Scenes From The Upper-Class Struggle
Down here on Earth, we’re struggling to pay the bills, so why are the one-percenters of ‘White Lotus’ and ‘Fleishman Is In Trouble’ so compelling?
To my surprise, I care about Rich People Problems.
After three seasons glued to Succession, it should have been obvious. But it leaves no doubt when my two current TV jams both feature a cast of wealthy, unapologetically class-driven (mostly) Caucasians: Season Two of HBO’s The White Lotus and FX’s Fleishman Is In Trouble.
The former, of course, won awards galore after a surprisingly daring first season from writer/director Mike White, and returned with a new setting (Italy) and only one returning cast member (Jennifer Coolidge, still sublime) for its murder-mystery-at-a-resort-hotel format. Rich people show up, have lots of sex, drink gallons of cocktails, microaggressively abuse the locals and the hotel employees. There’s a silver lining: one of them will probably die.

Fleishman is a little trickier to pin down, at least for anyone who hasn’t read the source novel from the show’s writer/self-adapter Taffy Brodesser-Akner. I haven’t, but I’ve heard enough to know that the show’s first four episodes, focused on Jesse Eisenberg’s grating New York City doctor character, Toby Fleishman, is leading up to a large twist of perspective. I’m guessing the focus flips to his ex-wife, Rachel (Claire Danes, spiky and glorious as Hell) to cut right through the entitled fantasies of Toby’s narrative.

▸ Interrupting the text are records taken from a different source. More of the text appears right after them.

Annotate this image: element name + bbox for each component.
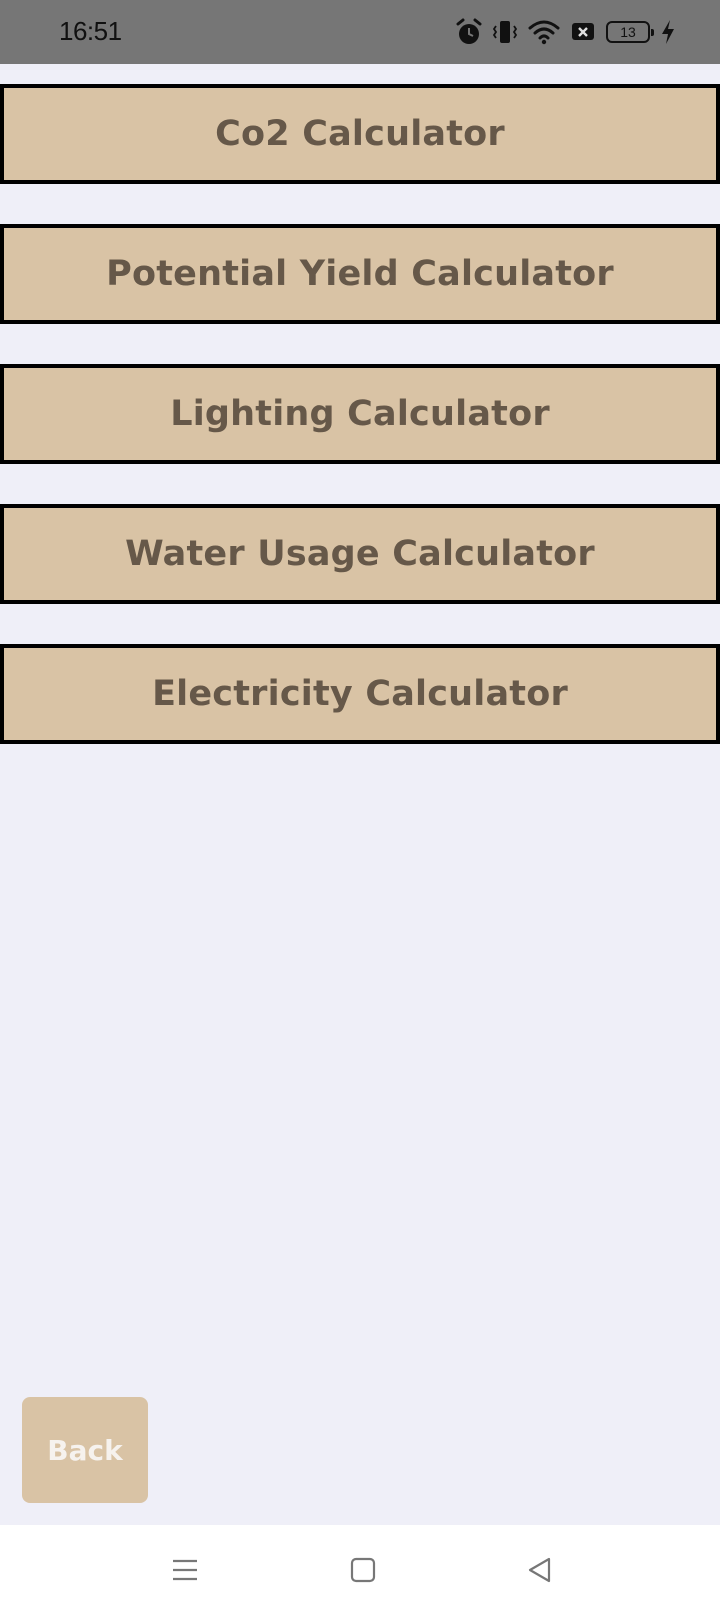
battery-icon: 13 xyxy=(606,21,654,43)
status-time: 16:51 xyxy=(59,16,122,46)
water-usage-calculator-button[interactable]: Water Usage Calculator xyxy=(0,504,720,604)
potential-yield-calculator-button[interactable]: Potential Yield Calculator xyxy=(0,224,720,324)
calculator-list: Co2 Calculator Potential Yield Calculato… xyxy=(0,84,720,784)
system-nav-bar xyxy=(0,1525,720,1612)
electricity-calculator-button[interactable]: Electricity Calculator xyxy=(0,644,720,744)
status-icons: 13 xyxy=(456,16,676,48)
battery-level: 13 xyxy=(620,24,636,40)
home-icon[interactable] xyxy=(346,1553,380,1587)
lighting-calculator-button[interactable]: Lighting Calculator xyxy=(0,364,720,464)
status-bar: 16:51 13 xyxy=(0,0,720,64)
alarm-icon xyxy=(456,18,482,46)
menu-icon[interactable] xyxy=(168,1553,202,1587)
co2-calculator-button[interactable]: Co2 Calculator xyxy=(0,84,720,184)
back-button[interactable]: Back xyxy=(22,1397,148,1503)
notification-x-icon xyxy=(570,18,596,46)
back-triangle-icon[interactable] xyxy=(523,1553,557,1587)
vibrate-icon xyxy=(492,18,518,46)
charging-bolt-icon xyxy=(660,19,676,45)
wifi-icon xyxy=(528,18,560,46)
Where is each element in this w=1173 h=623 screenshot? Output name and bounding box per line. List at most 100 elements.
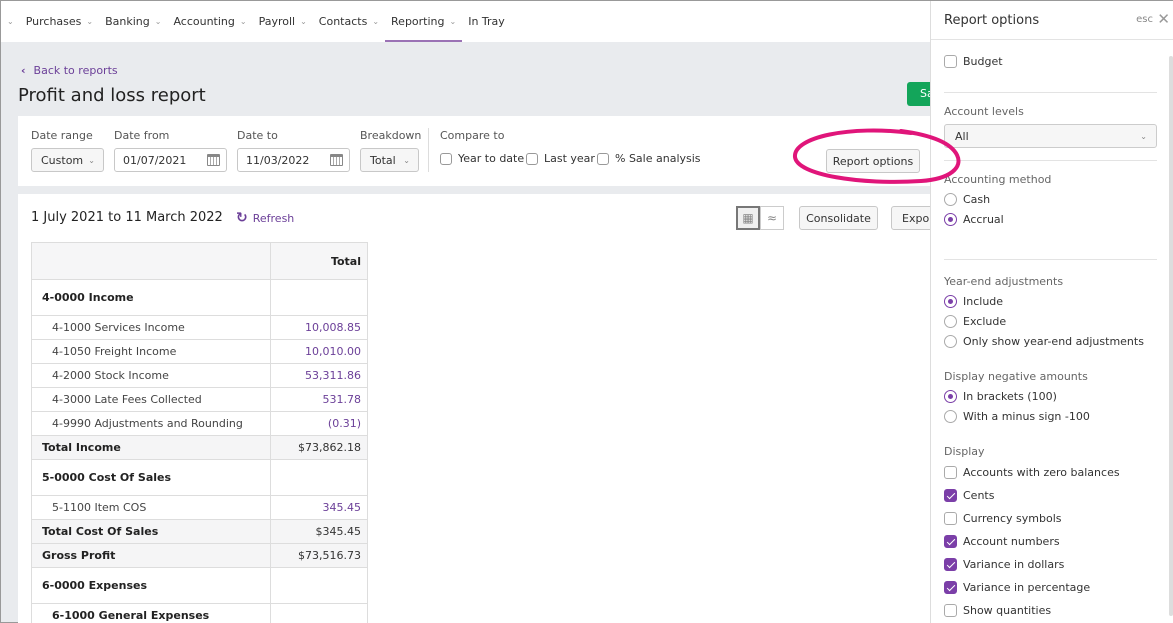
display-option-checkbox[interactable]: Accounts with zero balances xyxy=(944,461,1157,484)
divider xyxy=(944,92,1157,93)
option-label: Only show year-end adjustments xyxy=(963,334,1144,348)
nav-contacts[interactable]: Contacts ⌄ xyxy=(313,1,385,42)
calendar-icon[interactable] xyxy=(330,154,343,166)
checkbox-checked-icon[interactable] xyxy=(944,535,957,548)
account-name: Gross Profit xyxy=(31,543,271,568)
breakdown-label: Breakdown xyxy=(360,129,422,142)
year-end-label: Year-end adjustments xyxy=(944,275,1064,288)
checkbox-checked-icon[interactable] xyxy=(944,489,957,502)
account-amount[interactable]: 10,008.85 xyxy=(270,315,368,340)
nav-reporting[interactable]: Reporting ⌄ xyxy=(385,1,463,42)
year-end-exclude-radio[interactable]: Exclude xyxy=(944,311,1157,331)
option-label: Cash xyxy=(963,192,991,206)
panel-header: Report options esc ✕ xyxy=(931,1,1173,40)
close-icon[interactable]: ✕ xyxy=(1157,10,1170,28)
display-option-checkbox[interactable]: Cents xyxy=(944,484,1157,507)
table-view-icon[interactable]: ▦ xyxy=(736,206,760,230)
panel-scrollbar[interactable] xyxy=(1169,56,1173,616)
profit-loss-table: Total 4-0000 Income 4-1000 Services Incom… xyxy=(31,242,368,623)
account-name: 6-1000 General Expenses xyxy=(31,603,271,623)
checkbox-icon[interactable] xyxy=(944,466,957,479)
nav-accounting[interactable]: Accounting ⌄ xyxy=(167,1,252,42)
divider xyxy=(428,128,429,172)
chevron-down-icon: ⌄ xyxy=(300,17,307,26)
table-row[interactable]: 4-1000 Services Income 10,008.85 xyxy=(31,315,368,340)
option-label: Account numbers xyxy=(963,535,1060,548)
display-option-checkbox[interactable]: Currency symbols xyxy=(944,507,1157,530)
display-option-checkbox[interactable]: Variance in percentage xyxy=(944,576,1157,599)
accounting-method-accrual-radio[interactable]: Accrual xyxy=(944,209,1157,229)
table-row[interactable]: 4-3000 Late Fees Collected 531.78 xyxy=(31,387,368,412)
account-levels-section: Account levels All ⌄ xyxy=(944,105,1157,148)
radio-icon[interactable] xyxy=(944,314,957,328)
radio-selected-icon[interactable] xyxy=(944,389,957,403)
filter-bar: Date range Custom ⌄ Date from 01/07/2021… xyxy=(18,116,938,186)
account-amount[interactable]: 531.78 xyxy=(270,387,368,412)
radio-icon[interactable] xyxy=(944,334,957,348)
chevron-down-icon[interactable]: ⌄ xyxy=(7,17,14,26)
checkbox-checked-icon[interactable] xyxy=(944,581,957,594)
option-label: With a minus sign -100 xyxy=(963,409,1090,423)
report-options-button[interactable]: Report options xyxy=(826,149,920,173)
budget-section: Budget xyxy=(944,51,1157,71)
year-end-only-radio[interactable]: Only show year-end adjustments xyxy=(944,331,1157,351)
account-amount[interactable]: 345.45 xyxy=(270,495,368,520)
calendar-icon[interactable] xyxy=(207,154,220,166)
consolidate-button[interactable]: Consolidate xyxy=(799,206,878,230)
nav-label: Payroll xyxy=(258,15,296,28)
checkbox-icon[interactable] xyxy=(944,512,957,525)
total-column-header: Total xyxy=(270,242,368,280)
account-levels-select[interactable]: All ⌄ xyxy=(944,124,1157,148)
table-row[interactable]: 5-1100 Item COS 345.45 xyxy=(31,495,368,520)
negative-minus-radio[interactable]: With a minus sign -100 xyxy=(944,406,1157,426)
chart-view-icon[interactable]: ≈ xyxy=(760,206,784,230)
date-from-label: Date from xyxy=(114,129,170,142)
checkbox-icon[interactable] xyxy=(526,152,538,165)
back-to-reports-link[interactable]: ‹ Back to reports xyxy=(21,64,118,77)
negative-brackets-radio[interactable]: In brackets (100) xyxy=(944,386,1157,406)
checkbox-icon[interactable] xyxy=(944,604,957,617)
account-amount[interactable]: (0.31) xyxy=(270,411,368,436)
display-option-checkbox[interactable]: Variance in dollars xyxy=(944,553,1157,576)
date-from-input[interactable]: 01/07/2021 xyxy=(114,148,227,172)
account-name: 5-1100 Item COS xyxy=(31,495,271,520)
table-row[interactable]: 4-9990 Adjustments and Rounding (0.31) xyxy=(31,411,368,436)
checkbox-icon[interactable] xyxy=(597,152,609,165)
display-option-checkbox[interactable]: Show quantities xyxy=(944,599,1157,622)
refresh-button[interactable]: ↻ Refresh xyxy=(236,210,294,226)
checkbox-icon[interactable] xyxy=(944,54,957,68)
nav-label: Banking xyxy=(105,15,150,28)
nav-purchases[interactable]: Purchases ⌄ xyxy=(20,1,99,42)
account-name: 4-3000 Late Fees Collected xyxy=(31,387,271,412)
account-amount[interactable]: 53,311.86 xyxy=(270,363,368,388)
compare-last-year-checkbox[interactable]: Last year xyxy=(526,152,595,165)
year-end-include-radio[interactable]: Include xyxy=(944,291,1157,311)
account-amount[interactable]: 10,010.00 xyxy=(270,339,368,364)
nav-payroll[interactable]: Payroll ⌄ xyxy=(253,1,313,42)
accounting-method-cash-radio[interactable]: Cash xyxy=(944,189,1157,209)
nav-banking[interactable]: Banking ⌄ xyxy=(99,1,167,42)
back-label: Back to reports xyxy=(33,64,118,77)
radio-icon[interactable] xyxy=(944,409,957,423)
display-option-checkbox[interactable]: Account numbers xyxy=(944,530,1157,553)
checkbox-checked-icon[interactable] xyxy=(944,558,957,571)
radio-icon[interactable] xyxy=(944,192,957,206)
account-name: 6-0000 Expenses xyxy=(31,567,271,604)
breakdown-select[interactable]: Total ⌄ xyxy=(360,148,419,172)
option-label: Currency symbols xyxy=(963,512,1062,525)
compare-year-to-date-checkbox[interactable]: Year to date xyxy=(440,152,524,165)
budget-checkbox[interactable]: Budget xyxy=(944,51,1157,71)
date-range-label: Date range xyxy=(31,129,93,142)
table-row[interactable]: 4-2000 Stock Income 53,311.86 xyxy=(31,363,368,388)
nav-in-tray[interactable]: In Tray xyxy=(462,1,511,42)
table-group-row: 5-0000 Cost Of Sales xyxy=(31,459,368,496)
checkbox-icon[interactable] xyxy=(440,152,452,165)
radio-selected-icon[interactable] xyxy=(944,294,957,308)
compare-sale-analysis-checkbox[interactable]: % Sale analysis xyxy=(597,152,701,165)
date-to-input[interactable]: 11/03/2022 xyxy=(237,148,350,172)
radio-selected-icon[interactable] xyxy=(944,212,957,226)
nav-label: Reporting xyxy=(391,15,445,28)
date-range-select[interactable]: Custom ⌄ xyxy=(31,148,104,172)
accounting-method-label: Accounting method xyxy=(944,173,1052,186)
table-row[interactable]: 4-1050 Freight Income 10,010.00 xyxy=(31,339,368,364)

I find both shows extremely watchable, of course, with lots of rich detail and sympathy even for its most potentially unctuous characters. Adam Brody and Lizzy Caplan on Fleishman, who play Toby’s longtime friends, could be caricatures of a suburban mom and a horny serial dater, but instead the show draws them as deeply devoted buds who will tolerate years of neglect, coming right back to their friend’s side after a messy divorce.
On White Lotus, it only took a couple episodes of Season Two’s slow burn before the various stories heated up into a symphony of horny, soul-searching awkwardness. The show’s most seemingly miserable character, Coolidge’s Tanya McQuoid-Hunt, proves its most receptive to beauty and transcendence. It’s a neat, tough-to-pull-off trick, making one of your lead characters the ugly butt of so many jokes and also the sympathetic center of your story. White has done it before, though, with Amy Jellicoe (Laura Dern) on HBO’s criminally underappreciated Enlightenment.
Where the rich characterizations and well-observed details sell the sometimes underbaked plotting of both shows, the part I keep focusing on with these shows is the element they mostly ignore: the money. While the first season of White Lotus was explicitly about white privilege and colonialist tourism, the second season is more about social class and what it can buy you. Class is also critical on Fleishman, where money itself is an afterthought. Nobody pays for anything at the all-inclusive Lotus resorts. And as Toby fumbles through the miserable stages of post-married life (miserable except for lots and lots of dating-app sex), we don’t see a lot of credit-card swiping or bills getting paid. He hates the Hamptons getaway home he co-owned. His $300,000-a-year hepatologist salary is considered low for his social strata.

As someone who grew up lower-middle-class (and barely graduated to middle-middle class), the idea that you can throw money at your problems and they often go away is as much science fiction to me as The Mandalorian. I kept wondering how much Fleishman was paying that nanny he foolishly fired for not monitoring his son’s internet usage (a parent’s job, by the way, not a nanny’s). What, I wonder, would a week-long resort stay in Taormina cost? I could Google that, but I’m old enough to have a heart attack and I’m not taking the risk. The idea that Portia and her bad-boy romantic partner on White Lotus would skip out on a minuscule restaurant check they could easily pay, or that Cameron has the money to pay off a persistent Italian hooker he had sex with, but chooses not to…these actions vex me.
I can’t imagine any character on either show struggling to pay their taxes on time or deciding a family gym membership is too expensive or choosing the store-brand cereal at the supermarket because it’s a dollar cheaper and almost, almost tastes the same as Frosted Mini Wheats.
Lotus and Fleishman are beautifully written, finely acted, and shot confidently. They are great shows by almost any measure of quality. But to me, the added appeal is that they are otherworldly, a glimpse at the kind of privileged lives that I get further and further from living from the older I get in the not-so-lucrative worlds of writing and journalism.
The White Lotus and Fleishman Is In Trouble are my House of the Dragon: pure escapist fantasy with no student loans, no redistricting, and never, ever a credit limit.